報告の最後には、鈴木裕氏からのメッセージが掲載されている。

いつも変わらぬご支援をいただき、心から感謝いたします。
公開する情報については、関係各所との調整の兼ね合いもあり、バッカーの皆さまへのご報告がタイムリーに出来ずにすみませんでした。
今回、ようやくEGS独占配信に対してプロジェクトチームで検討した結果のご報告が出来ました。                                            

現在、プロジェクトチームは、ゲームの発売に向けて仕上げの作業に集中しております。お約束した発売日に少しでも良いゲームをお届けできるように頑張っております。
この度の大幅な企画変更に伴い、当初の想定から変更された部分も多々ございますが、全体を通してゲームは強化され、Shenmue IIIは確実に良い方向に変貌を遂げたと確信しています。

今回の報告の中ではこのほかに、Kickstarterキャンペーンにて達成したストレッチゴールについて、その開発状況も伝えている。『シェンムー3』は、PS4/PC向けに11月19日発売予定だ。

【UPDATE 2019/7/3 10:50】

Epic GamesのCEO Tim Sweeney氏は7月3日、『シェンムー3』のPC版がEpic Gamesストアの時限独占販売になることが確定し、Kickstarterキャンペーンの出資者への返金対応などが発表されたことにコメントした。同氏よると、希望者への返金にかかるコストはEpic Gamesが全額負担するとのこと。つまり、本作を手がけるYs Netには負担はなく、『シェンムー3』の開発に影響を与えることはないという考えを示している。

また本作と同様に、ほかのPCゲームストア向けのダウンロードキーの提供をクラウドファンディング時に提示して出資を受け付けながら、のちにEpic Gamesストア独占販売に変更するタイトルが将来現れた場合についてもコメント。Epic Gamesは、そのストアと協力して事前にキーを確保するか、今回のように返金にかかるコストの負担を保証するとのこと。

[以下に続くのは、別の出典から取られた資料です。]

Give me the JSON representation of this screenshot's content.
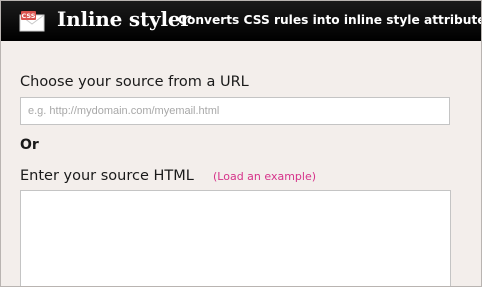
{
  "header": {
    "logo_icon": "css-envelope-icon",
    "logo_badge": "CSS",
    "title": "Inline styler",
    "tagline": "Converts CSS rules into inline style attributes"
  },
  "form": {
    "url_label": "Choose your source from a URL",
    "url_value": "",
    "url_placeholder": "e.g. http://mydomain.com/myemail.html",
    "or_label": "Or",
    "html_label": "Enter your source HTML",
    "load_example_text": "(Load an example)",
    "html_value": ""
  },
  "colors": {
    "header_bg": "#000000",
    "page_bg": "#f3eeeb",
    "link": "#d6338a",
    "logo_badge": "#d9534f"
  }
}
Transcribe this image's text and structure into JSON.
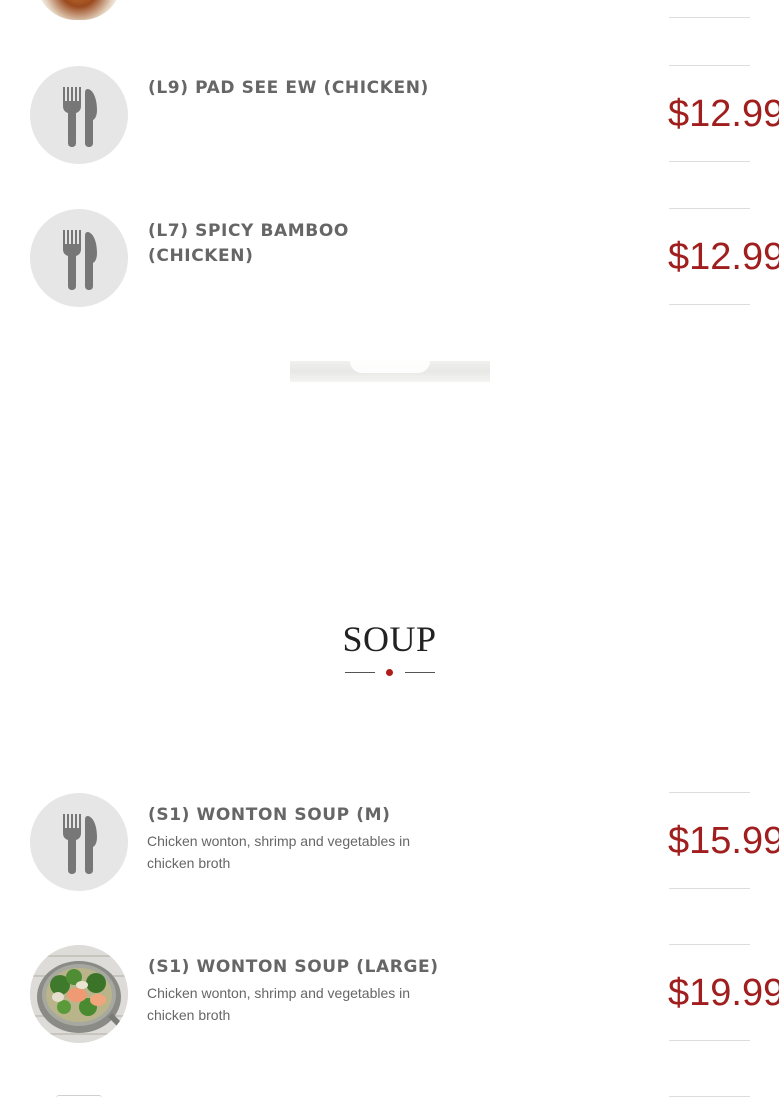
{
  "menu_items": [
    {
      "name": "(L9) PAD SEE EW (CHICKEN)",
      "description": "",
      "price": "$12.99",
      "image": "fork-knife-icon"
    },
    {
      "name": "(L7) SPICY BAMBOO (CHICKEN)",
      "description": "",
      "price": "$12.99",
      "image": "fork-knife-icon"
    }
  ],
  "section": {
    "title": "SOUP",
    "accent_color": "#b01c1c"
  },
  "soup_items": [
    {
      "name": "(S1) WONTON SOUP (M)",
      "description": "Chicken wonton, shrimp and vegetables in chicken broth",
      "price": "$15.99",
      "image": "fork-knife-icon"
    },
    {
      "name": "(S1) WONTON SOUP (LARGE)",
      "description": "Chicken wonton, shrimp and vegetables in chicken broth",
      "price": "$19.99",
      "image": "wonton-soup-photo"
    }
  ],
  "colors": {
    "price": "#a01e1e",
    "name": "#666666",
    "placeholder_bg": "#e6e6e6",
    "placeholder_icon": "#777777"
  }
}
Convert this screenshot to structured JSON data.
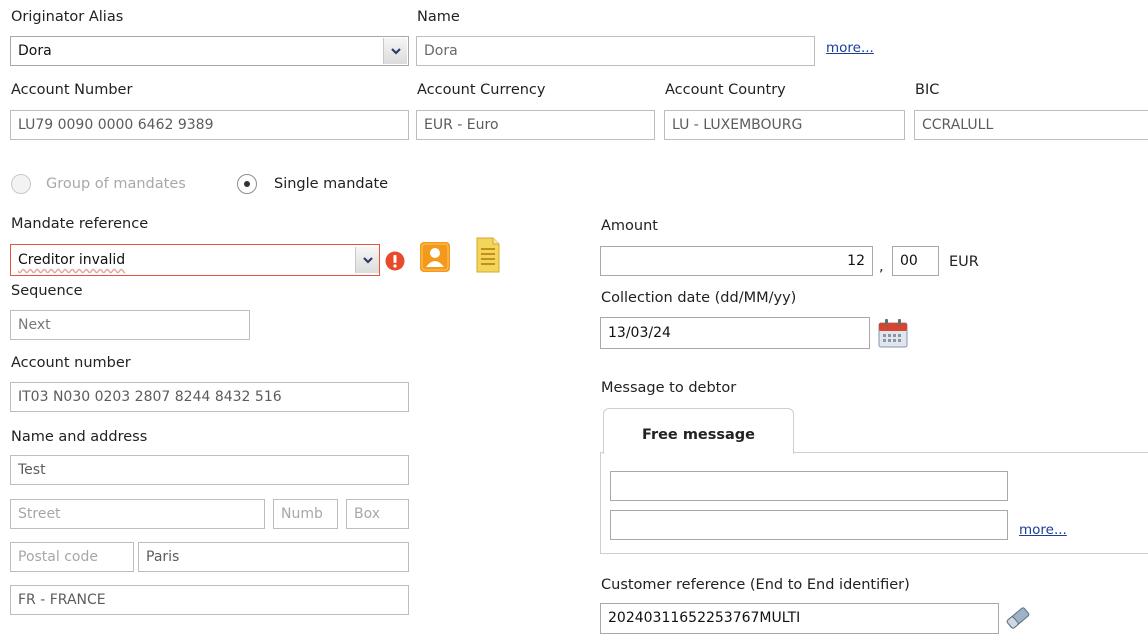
{
  "originator": {
    "alias_label": "Originator Alias",
    "alias_value": "Dora",
    "name_label": "Name",
    "name_value": "Dora",
    "more_link": "more..."
  },
  "account": {
    "number_label": "Account Number",
    "number_value": "LU79 0090 0000 6462 9389",
    "currency_label": "Account Currency",
    "currency_value": "EUR - Euro",
    "country_label": "Account Country",
    "country_value": "LU - LUXEMBOURG",
    "bic_label": "BIC",
    "bic_value": "CCRALULL"
  },
  "mandate_type": {
    "group_label": "Group of mandates",
    "single_label": "Single mandate",
    "selected": "single"
  },
  "mandate": {
    "reference_label": "Mandate reference",
    "reference_value": "Creditor invalid",
    "sequence_label": "Sequence",
    "sequence_value": "Next",
    "account_number_label": "Account number",
    "account_number_value": "IT03 N030 0203 2807 8244 8432 516",
    "name_address_label": "Name and address",
    "name_value": "Test",
    "street_placeholder": "Street",
    "number_placeholder": "Numb",
    "box_placeholder": "Box",
    "postal_placeholder": "Postal code",
    "city_value": "Paris",
    "country_value": "FR - FRANCE"
  },
  "amount": {
    "label": "Amount",
    "integer_value": "12",
    "separator": ",",
    "decimal_value": "00",
    "currency": "EUR"
  },
  "collection": {
    "label": "Collection date (dd/MM/yy)",
    "value": "13/03/24"
  },
  "message": {
    "label": "Message to debtor",
    "tab_label": "Free message",
    "line1": "",
    "line2": "",
    "more_link": "more..."
  },
  "customer_ref": {
    "label": "Customer reference (End to End identifier)",
    "value": "20240311652253767MULTI"
  },
  "colors": {
    "error_border": "#e2573b",
    "link": "#1a3e9a",
    "user_icon": "#f39a1b"
  }
}
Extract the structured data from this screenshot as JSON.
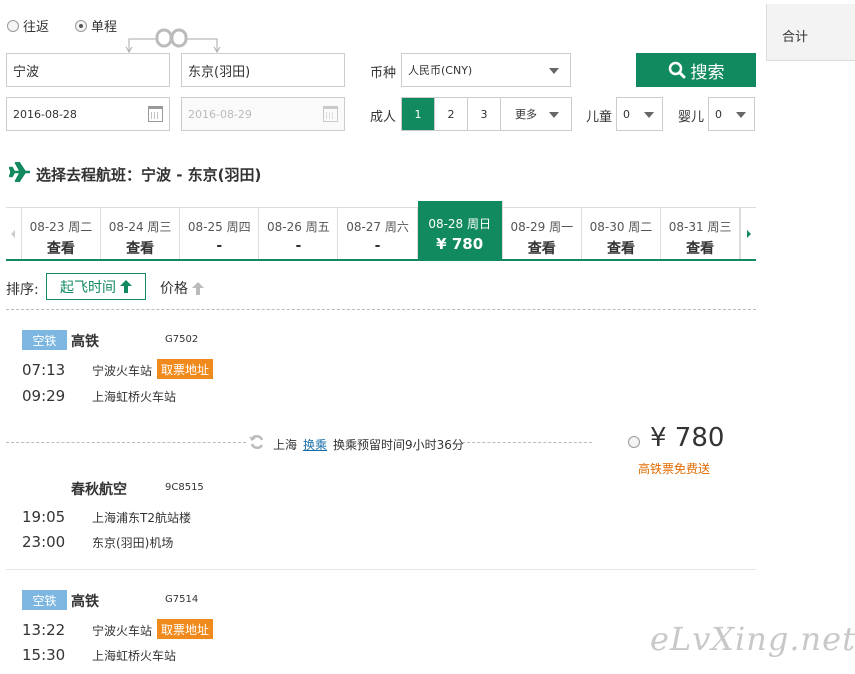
{
  "trip_type": {
    "round_trip": "往返",
    "one_way": "单程",
    "selected": "one_way"
  },
  "route": {
    "from": "宁波",
    "to": "东京(羽田)"
  },
  "dates": {
    "depart": "2016-08-28",
    "return": "2016-08-29"
  },
  "currency": {
    "label": "币种",
    "value": "人民币(CNY)"
  },
  "search": {
    "label": "搜索"
  },
  "total": {
    "label": "合计"
  },
  "passengers": {
    "adult_label": "成人",
    "adult_options": [
      "1",
      "2",
      "3"
    ],
    "more": "更多",
    "child_label": "儿童",
    "child_value": "0",
    "infant_label": "婴儿",
    "infant_value": "0"
  },
  "section_title": "选择去程航班：宁波 - 东京(羽田)",
  "date_strip": [
    {
      "date": "08-23",
      "weekday": "周二",
      "price": "查看"
    },
    {
      "date": "08-24",
      "weekday": "周三",
      "price": "查看"
    },
    {
      "date": "08-25",
      "weekday": "周四",
      "price": "-"
    },
    {
      "date": "08-26",
      "weekday": "周五",
      "price": "-"
    },
    {
      "date": "08-27",
      "weekday": "周六",
      "price": "-"
    },
    {
      "date": "08-28",
      "weekday": "周日",
      "price": "¥ 780"
    },
    {
      "date": "08-29",
      "weekday": "周一",
      "price": "查看"
    },
    {
      "date": "08-30",
      "weekday": "周二",
      "price": "查看"
    },
    {
      "date": "08-31",
      "weekday": "周三",
      "price": "查看"
    }
  ],
  "sort": {
    "label": "排序:",
    "by_time": "起飞时间",
    "by_price": "价格"
  },
  "itinerary1": {
    "leg1": {
      "tag": "空铁",
      "carrier": "高铁",
      "code": "G7502",
      "dep_time": "07:13",
      "dep_station": "宁波火车站",
      "ticket_tag": "取票地址",
      "arr_time": "09:29",
      "arr_station": "上海虹桥火车站"
    },
    "transfer": {
      "city": "上海",
      "link": "换乘",
      "wait": "换乘预留时间9小时36分"
    },
    "leg2": {
      "carrier": "春秋航空",
      "code": "9C8515",
      "dep_time": "19:05",
      "dep_station": "上海浦东T2航站楼",
      "arr_time": "23:00",
      "arr_station": "东京(羽田)机场"
    },
    "price": "¥ 780",
    "note": "高铁票免费送"
  },
  "itinerary2": {
    "leg1": {
      "tag": "空铁",
      "carrier": "高铁",
      "code": "G7514",
      "dep_time": "13:22",
      "dep_station": "宁波火车站",
      "ticket_tag": "取票地址",
      "arr_time": "15:30",
      "arr_station": "上海虹桥火车站"
    }
  },
  "watermark": "eLvXing.net",
  "colors": {
    "brand_green": "#128a5f",
    "orange": "#f08a1c",
    "rail_blue": "#7db6e0"
  }
}
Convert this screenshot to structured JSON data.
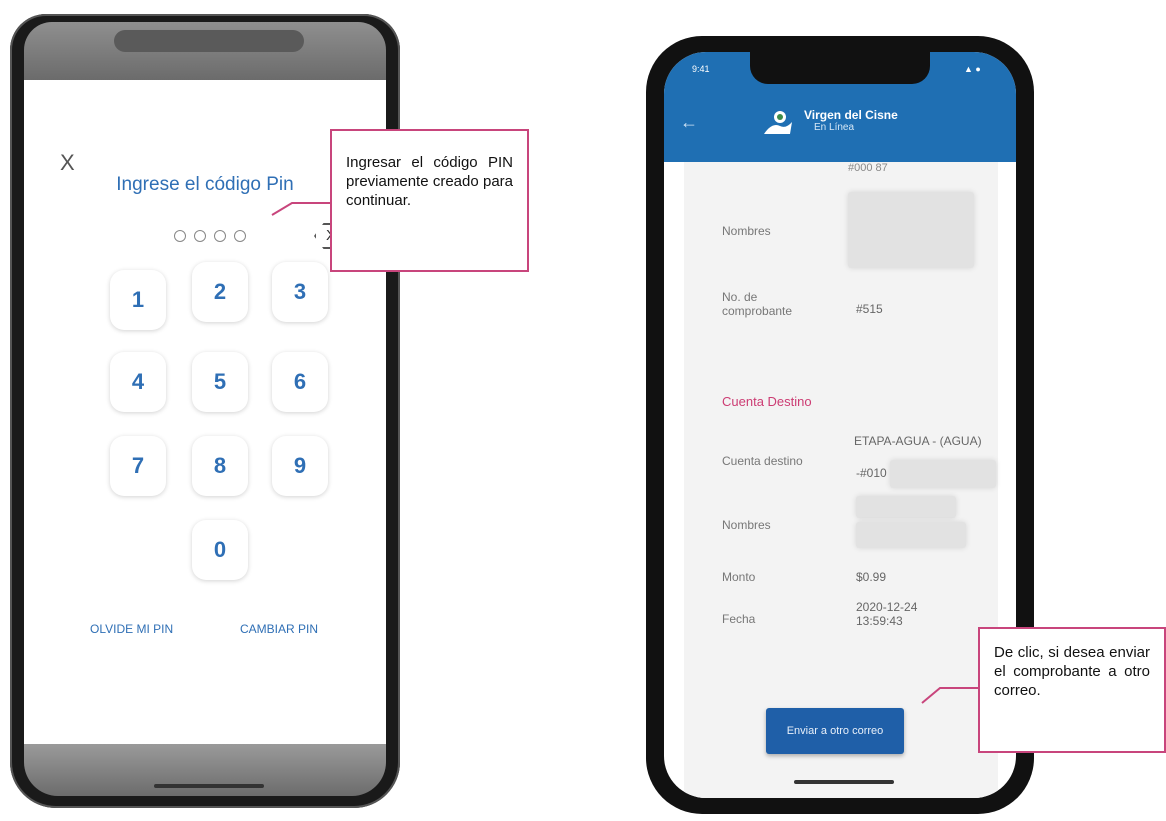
{
  "pin_screen": {
    "close_label": "X",
    "title": "Ingrese el código Pin",
    "backspace_label": "X",
    "keys": [
      "1",
      "2",
      "3",
      "4",
      "5",
      "6",
      "7",
      "8",
      "9",
      "0"
    ],
    "forgot_pin": "OLVIDE MI PIN",
    "change_pin": "CAMBIAR PIN"
  },
  "receipt_screen": {
    "status_left": "9:41",
    "status_right": "▲ ●",
    "back_icon": "arrow-left-icon",
    "app_title": "Virgen del Cisne",
    "app_subtitle": "En Línea",
    "cut_text": "#000          87",
    "origin": {
      "names_label": "Nombres",
      "receipt_label": "No. de comprobante",
      "receipt_value": "#515"
    },
    "destination": {
      "section_title": "Cuenta Destino",
      "account_label": "Cuenta destino",
      "account_value": "ETAPA-AGUA - (AGUA)",
      "account_number": "-#010",
      "names_label": "Nombres",
      "amount_label": "Monto",
      "amount_value": "$0.99",
      "date_label": "Fecha",
      "date_value": "2020-12-24 13:59:43"
    },
    "send_button": "Enviar a otro correo"
  },
  "callouts": {
    "pin": "Ingresar el código PIN previamente creado para continuar.",
    "send": "De clic, si desea enviar el comprobante a otro correo."
  },
  "colors": {
    "brand_blue": "#1f6fb3",
    "pin_blue": "#2f6fb5",
    "accent_pink": "#c8457c",
    "section_pink": "#cc3c73"
  }
}
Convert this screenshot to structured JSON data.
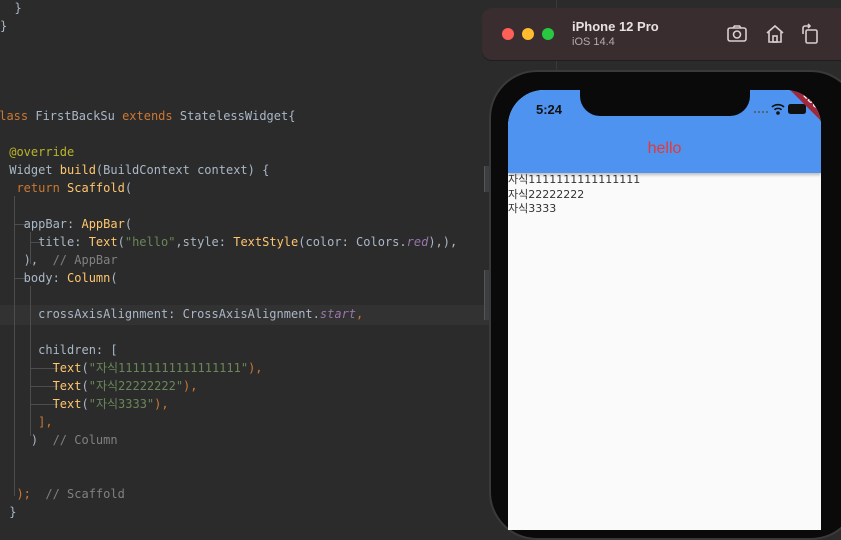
{
  "editor": {
    "lines": [
      {
        "id": "l1",
        "parts": [
          {
            "t": "  }",
            "c": "lbl"
          }
        ]
      },
      {
        "id": "l2",
        "parts": [
          {
            "t": "}",
            "c": "lbl"
          }
        ]
      },
      {
        "id": "l3",
        "parts": [
          {
            "t": "class ",
            "c": "kw"
          },
          {
            "t": "FirstBackSu ",
            "c": "lbl"
          },
          {
            "t": "extends ",
            "c": "kw"
          },
          {
            "t": "StatelessWidget{",
            "c": "lbl"
          }
        ]
      },
      {
        "id": "l4",
        "parts": [
          {
            "t": " @override",
            "c": "ann"
          }
        ]
      },
      {
        "id": "l5",
        "parts": [
          {
            "t": " Widget ",
            "c": "lbl"
          },
          {
            "t": "build",
            "c": "meth"
          },
          {
            "t": "(BuildContext context) {",
            "c": "lbl"
          }
        ]
      },
      {
        "id": "l6",
        "parts": [
          {
            "t": "  ",
            "c": "lbl"
          },
          {
            "t": "return ",
            "c": "kw"
          },
          {
            "t": "Scaffold",
            "c": "cls"
          },
          {
            "t": "(",
            "c": "lbl"
          }
        ]
      },
      {
        "id": "l7",
        "parts": [
          {
            "t": "   appBar: ",
            "c": "lbl"
          },
          {
            "t": "AppBar",
            "c": "cls"
          },
          {
            "t": "(",
            "c": "lbl"
          }
        ]
      },
      {
        "id": "l8",
        "parts": [
          {
            "t": "     title: ",
            "c": "lbl"
          },
          {
            "t": "Text",
            "c": "cls"
          },
          {
            "t": "(",
            "c": "lbl"
          },
          {
            "t": "\"hello\"",
            "c": "str"
          },
          {
            "t": ",style: ",
            "c": "lbl"
          },
          {
            "t": "TextStyle",
            "c": "cls"
          },
          {
            "t": "(color: Colors.",
            "c": "lbl"
          },
          {
            "t": "red",
            "c": "prop"
          },
          {
            "t": "),),",
            "c": "lbl"
          }
        ]
      },
      {
        "id": "l9",
        "parts": [
          {
            "t": "   ),  ",
            "c": "lbl"
          },
          {
            "t": "// AppBar",
            "c": "cmt"
          }
        ]
      },
      {
        "id": "l10",
        "parts": [
          {
            "t": "   body: ",
            "c": "lbl"
          },
          {
            "t": "Column",
            "c": "cls"
          },
          {
            "t": "(",
            "c": "lbl"
          }
        ]
      },
      {
        "id": "l11",
        "parts": [
          {
            "t": "     crossAxisAlignment: CrossAxisAlignment.",
            "c": "lbl"
          },
          {
            "t": "start",
            "c": "prop"
          },
          {
            "t": ",",
            "c": "kw"
          }
        ]
      },
      {
        "id": "l12",
        "parts": [
          {
            "t": "     children: [",
            "c": "lbl"
          }
        ]
      },
      {
        "id": "l13",
        "parts": [
          {
            "t": "       ",
            "c": "lbl"
          },
          {
            "t": "Text",
            "c": "cls"
          },
          {
            "t": "(",
            "c": "lbl"
          },
          {
            "t": "\"자식11111111111111111\"",
            "c": "str"
          },
          {
            "t": "),",
            "c": "kw"
          }
        ]
      },
      {
        "id": "l14",
        "parts": [
          {
            "t": "       ",
            "c": "lbl"
          },
          {
            "t": "Text",
            "c": "cls"
          },
          {
            "t": "(",
            "c": "lbl"
          },
          {
            "t": "\"자식22222222\"",
            "c": "str"
          },
          {
            "t": "),",
            "c": "kw"
          }
        ]
      },
      {
        "id": "l15",
        "parts": [
          {
            "t": "       ",
            "c": "lbl"
          },
          {
            "t": "Text",
            "c": "cls"
          },
          {
            "t": "(",
            "c": "lbl"
          },
          {
            "t": "\"자식3333\"",
            "c": "str"
          },
          {
            "t": "),",
            "c": "kw"
          }
        ]
      },
      {
        "id": "l16",
        "parts": [
          {
            "t": "     ],",
            "c": "kw"
          }
        ]
      },
      {
        "id": "l17",
        "parts": [
          {
            "t": "    )  ",
            "c": "lbl"
          },
          {
            "t": "// Column",
            "c": "cmt"
          }
        ]
      },
      {
        "id": "l18",
        "parts": [
          {
            "t": "  );  ",
            "c": "kw"
          },
          {
            "t": "// Scaffold",
            "c": "cmt"
          }
        ]
      },
      {
        "id": "l19",
        "parts": [
          {
            "t": " }",
            "c": "lbl"
          }
        ]
      }
    ]
  },
  "simulator": {
    "device": "iPhone 12 Pro",
    "os": "iOS 14.4",
    "icons": [
      "screenshot-icon",
      "home-icon",
      "rotate-icon"
    ]
  },
  "app": {
    "status_time": "5:24",
    "appbar_title": "hello",
    "debug_banner": "DEBUG",
    "body_texts": [
      "자식1111111111111111",
      "자식22222222",
      "자식3333"
    ]
  },
  "colors": {
    "appbar": "#4e93ef",
    "title": "#e53935",
    "editor_bg": "#2b2b2b",
    "keyword": "#cc7832",
    "class": "#ffc66d",
    "string": "#6a8759"
  }
}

Tim Sweeney氏は先日、ストア側がゲームの売り上げの3割を持っていく業界標準の収益配分を根本から変えるには、独占タイトルを持つしか方法はないとコメント。Epic Gamesストアよりも多くの機能を持つストアは数あれど、いずれもSteamの規模の5%にも及んでいないことが、独占タイトル戦略を取るに至ったのだという。同氏の今回の発言は、開発元や消費者に配慮しながら、今後もEpic Gamesストア向けに独占タイトルを確保していく姿勢を示した形だ。